The earlier school starts, the higher the risk of teen car accidents, indicates a recently published study comparing teen crash rates in two Virginia counties.
Using data from the Virginia Department of Motor Vehicles, the researchers analyzed teen crashes in Chesterfield and Henrico counties over a two-year period, 2009 to 2011.
In Chesterfield County, where school starts at 7:20 a.m., there were 1,074 crashes involving teen drivers during the study period. In Henrico County, where school starts at 8:45 a.m., there were only 707 crashes. (Otherwise, there was no difference in congestion and adult crash rates in the two counties.)
The study, published in November in the Journal of Clinical Sleep Medicine, also found that a significant number of crashes involved teen drivers running off the right side of the road, indicating that drowsy driving may be the accident cause.
Although the study does not establish a causal link between school start times and increased teen auto accidents, it does provide more data to consider when analyzing whether “early high school start times are problematic for our teens’ ability to drive safely,” a lead author of the study said in a released statement.
The researchers from Eastern Virginia Medical School, Old Dominion University and Virginia Commonwealth University conducted a similar study comparing crash rates in Chesapeake and Virginia Beach that was published in 2011.
That study also showed higher teen crash rates where school started earlier.
“We believe our results and conclusions regarding increased teen car crashes in counties with earlier school start times are strengthened, as this is a replication study and in light of the stability of our findings over four sequential years,” another study author said.
How Can We Address Teen Drowsy Driving Crashes?
As Science Daily reports, the AAA Foundation for Traffic Safety has estimated that fatigued driving – or drowsy driving – contributes to 328,000 motor vehicle crashes each year, including 6,400 crashes that cause deaths. Drivers between the ages of 16 and 24 have the highest rate of fatigued driving accidents.
Teens experience changes in sleep and circadian rhythms that may cause them to biologically prefer a later bedtime, a member of the American Academy of Sleep Medicine told Reuters. As a result, earlier school start times may cause teens to be on the road “when their biological clock tells them to sleep,” the expert said.

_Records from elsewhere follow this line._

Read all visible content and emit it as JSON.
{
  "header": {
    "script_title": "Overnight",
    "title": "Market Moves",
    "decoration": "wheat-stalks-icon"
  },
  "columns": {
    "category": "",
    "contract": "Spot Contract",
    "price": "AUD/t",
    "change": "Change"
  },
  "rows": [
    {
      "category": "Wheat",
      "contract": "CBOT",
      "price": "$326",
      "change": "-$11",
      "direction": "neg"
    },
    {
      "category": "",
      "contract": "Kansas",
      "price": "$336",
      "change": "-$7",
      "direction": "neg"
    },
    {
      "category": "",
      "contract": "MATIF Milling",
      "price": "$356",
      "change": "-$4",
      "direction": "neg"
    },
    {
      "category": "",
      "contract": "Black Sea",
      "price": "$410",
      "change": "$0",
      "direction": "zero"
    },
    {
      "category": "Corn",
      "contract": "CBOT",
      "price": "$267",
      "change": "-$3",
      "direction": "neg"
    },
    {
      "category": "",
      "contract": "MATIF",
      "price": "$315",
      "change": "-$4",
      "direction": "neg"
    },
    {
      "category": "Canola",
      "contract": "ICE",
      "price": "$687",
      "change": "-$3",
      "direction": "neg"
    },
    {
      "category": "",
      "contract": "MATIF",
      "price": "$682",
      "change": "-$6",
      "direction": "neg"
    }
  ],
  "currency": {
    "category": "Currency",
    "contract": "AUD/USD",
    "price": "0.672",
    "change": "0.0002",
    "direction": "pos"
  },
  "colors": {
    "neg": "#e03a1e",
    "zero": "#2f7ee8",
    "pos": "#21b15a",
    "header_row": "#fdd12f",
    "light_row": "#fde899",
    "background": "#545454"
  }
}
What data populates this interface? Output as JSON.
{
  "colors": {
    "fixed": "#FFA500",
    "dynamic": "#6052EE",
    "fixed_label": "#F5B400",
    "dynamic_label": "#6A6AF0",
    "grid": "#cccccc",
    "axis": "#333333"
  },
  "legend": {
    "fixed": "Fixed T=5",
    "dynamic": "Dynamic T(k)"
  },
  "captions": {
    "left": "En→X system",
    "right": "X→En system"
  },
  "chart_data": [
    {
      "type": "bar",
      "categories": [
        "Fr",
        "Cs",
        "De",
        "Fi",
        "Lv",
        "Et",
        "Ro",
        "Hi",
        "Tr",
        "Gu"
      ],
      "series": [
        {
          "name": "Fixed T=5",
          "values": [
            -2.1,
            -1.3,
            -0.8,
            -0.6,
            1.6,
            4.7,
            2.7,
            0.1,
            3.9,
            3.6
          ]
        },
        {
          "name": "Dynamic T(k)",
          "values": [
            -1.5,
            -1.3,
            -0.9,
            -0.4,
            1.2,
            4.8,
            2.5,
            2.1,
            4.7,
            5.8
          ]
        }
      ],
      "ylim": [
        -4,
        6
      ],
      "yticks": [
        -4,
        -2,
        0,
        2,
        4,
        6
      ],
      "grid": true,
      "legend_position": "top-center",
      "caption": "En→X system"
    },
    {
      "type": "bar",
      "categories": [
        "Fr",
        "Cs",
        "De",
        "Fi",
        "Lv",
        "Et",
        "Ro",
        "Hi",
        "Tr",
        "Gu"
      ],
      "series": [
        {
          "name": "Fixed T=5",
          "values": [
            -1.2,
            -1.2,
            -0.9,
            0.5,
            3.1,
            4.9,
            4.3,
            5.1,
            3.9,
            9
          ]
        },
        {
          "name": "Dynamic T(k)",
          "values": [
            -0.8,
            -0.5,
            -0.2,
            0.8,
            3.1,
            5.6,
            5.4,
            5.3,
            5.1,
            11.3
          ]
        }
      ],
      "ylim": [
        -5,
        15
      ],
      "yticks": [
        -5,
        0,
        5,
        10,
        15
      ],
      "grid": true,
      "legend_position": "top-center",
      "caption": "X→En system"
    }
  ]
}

As Reuters reports, researched funded by the Centers for Disease Control and Prevention (CDC) that was reported in 2014 found that teen car crash rates dropped by 65-70 percent in areas where schools pushed back school start times.
The American Academy of Pediatrics recommends that middle schools and high schools start at 8:30 a.m. or later, Reuters notes. The lead author of this latest study suggested to Reuters that high schools start between 8:30 and 8:45 a.m.
Ultimately, the authors hope their latest study leads to parents and school boards collaborating on finding the optimal school start times, with the safety of teen drivers being among the factors they consider.
Parents can also play a role at home by encouraging their teen drivers to get a proper amount of sleep before they head off to school the next morning – roughly nine hours per night, experts suggest.